Benim için özlem kelimesi Fikriye Annem'den ayrılıkla özdeş... Fikriye Annem... Aramızda bir kan bağı olmayan, ama sevgisiyle, herkesin ötesinde kalbimde yer eden.. Kimseleri incitmeyen, herkesi kuşatan ışığı ile, narin,zarif, ince ruhlu bir insan.. Etrafında bulunanların en çok sevdiği ve sevildiğini derinden hissettiği ... Bir çocuk safiyetini taşıyan, utangaç ama hayatın ve insanın manasına dair bilge bir insan. Kendini insanlığa adayıp, yıllarını dolu dolu geçirip, son yıllarını ayrı bir şehirde yaşayıp, gelmesi için günleri sayıp, yol gözlerken kaybettiğim insan...

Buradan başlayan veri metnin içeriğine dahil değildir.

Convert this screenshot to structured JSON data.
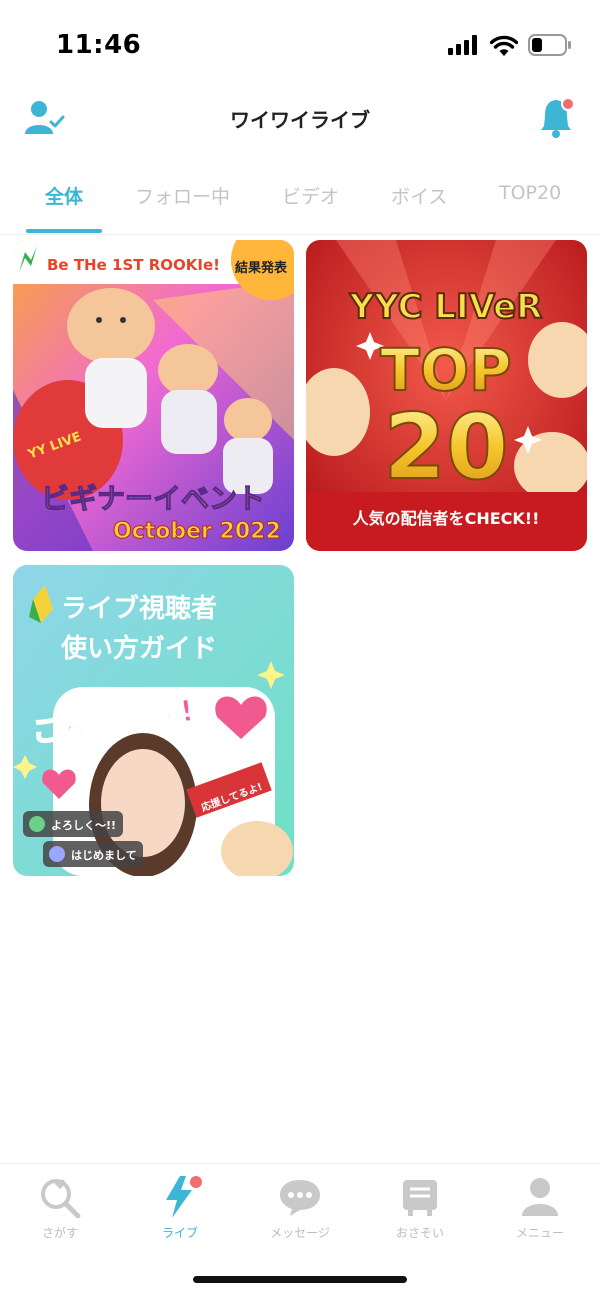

Bir sonbahar da uğrularken, gözyaşları içinde bakıyorken veda anında, "hani o bırakıp giderken seni/ o öksüz tavrını takmayacaktın..." dizelerinin O'nun için yazıldığını düşündüğüm, içim yanarak ayrılıp, bahara kadar gelmesini beklediğim Anneciğim!... Baharda, bir bayram sabahında tabutunu önümüzde bulduğumuz güzide insan... Özlemine dayanamazken, ebedi ayrılığı ile karanlıklar içinde kaldığımı hissettiğim, hiç bir zaman unutmadığım, unutamayacağım Fikriye Annem. O'nu gibi güzel yaşayıp, iyi atlara binip gitmeyi düşlediğim Anneciğim.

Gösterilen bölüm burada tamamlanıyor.